Audience 4: The answer is to opt-in, right now.
Tony: It's completely opt-in for our users. The phone companies, when you start using their devices, they already have your data without specifically saying opt-in to your location.
Audience 4: They have it for their own internal use though, and I think that's an important distinction. I've already agreed; I'm sure Brad has disagreements with this, that I've already clicked the check box of this giant list of things that says, "I agree that you can use my contact information, as long as you don't sell it". That's where the border resides now, whether that is where it resides in the future or not, whether these companies are going to start selling that in aggregate is really, what worries me.
Tony: The border isn't quite selling the data to somebody else, right now, I think it's should they use this information to better market their products or to run ad networks and things like this. They're not quite going to go and sell it.
Audience 4: An ad network is selling it.
Tony: An ad network that they're working on is not necessarily selling it.
Lee: We have time for one more question because otherwise, we eat into the social networking lunchtime too much. Gentleman, Alan, yeah it's the gentleman. I called you a gentleman; you're lucky. It's because we're out in public, here.

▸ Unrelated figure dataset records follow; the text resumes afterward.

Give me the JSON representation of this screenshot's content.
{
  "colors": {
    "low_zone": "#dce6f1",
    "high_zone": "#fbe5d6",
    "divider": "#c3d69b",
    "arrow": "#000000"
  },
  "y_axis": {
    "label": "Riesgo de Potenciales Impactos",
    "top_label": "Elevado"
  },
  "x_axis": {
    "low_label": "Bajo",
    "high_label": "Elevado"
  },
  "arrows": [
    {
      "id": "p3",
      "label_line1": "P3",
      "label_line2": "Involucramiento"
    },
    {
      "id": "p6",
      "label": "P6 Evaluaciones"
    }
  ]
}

Alan: Then, Mr. Lee, I'll call you Mr. Chairman or we'll find some other fancy name. One question that one other colleague had; how does this compare to Google Latitude?
Tony: Another interesting competitor is Google Latitude because they're showing you the location of your friends, but also, Google has all this data. They're hoping to combine their online advertising with offline mobile advertising information, as well. Again, we were thinking about this for a while before Google started Google Latitude.
We have a buddy finding application as well, which shows you where your friends are, but the key thing is that we're not revealing any information about individuals. We are storing this data and doing clustering, telling you what tribe you're in. At the end, what we're trying to do is to summarize the user by saying is this person a business traveler; is this person a student. It's really trying to figure it out at that level, to put you in one of a couple of dozen categories, for advertising purposes, etc. We're not trying to collect personally identifiable information about somebody in particular.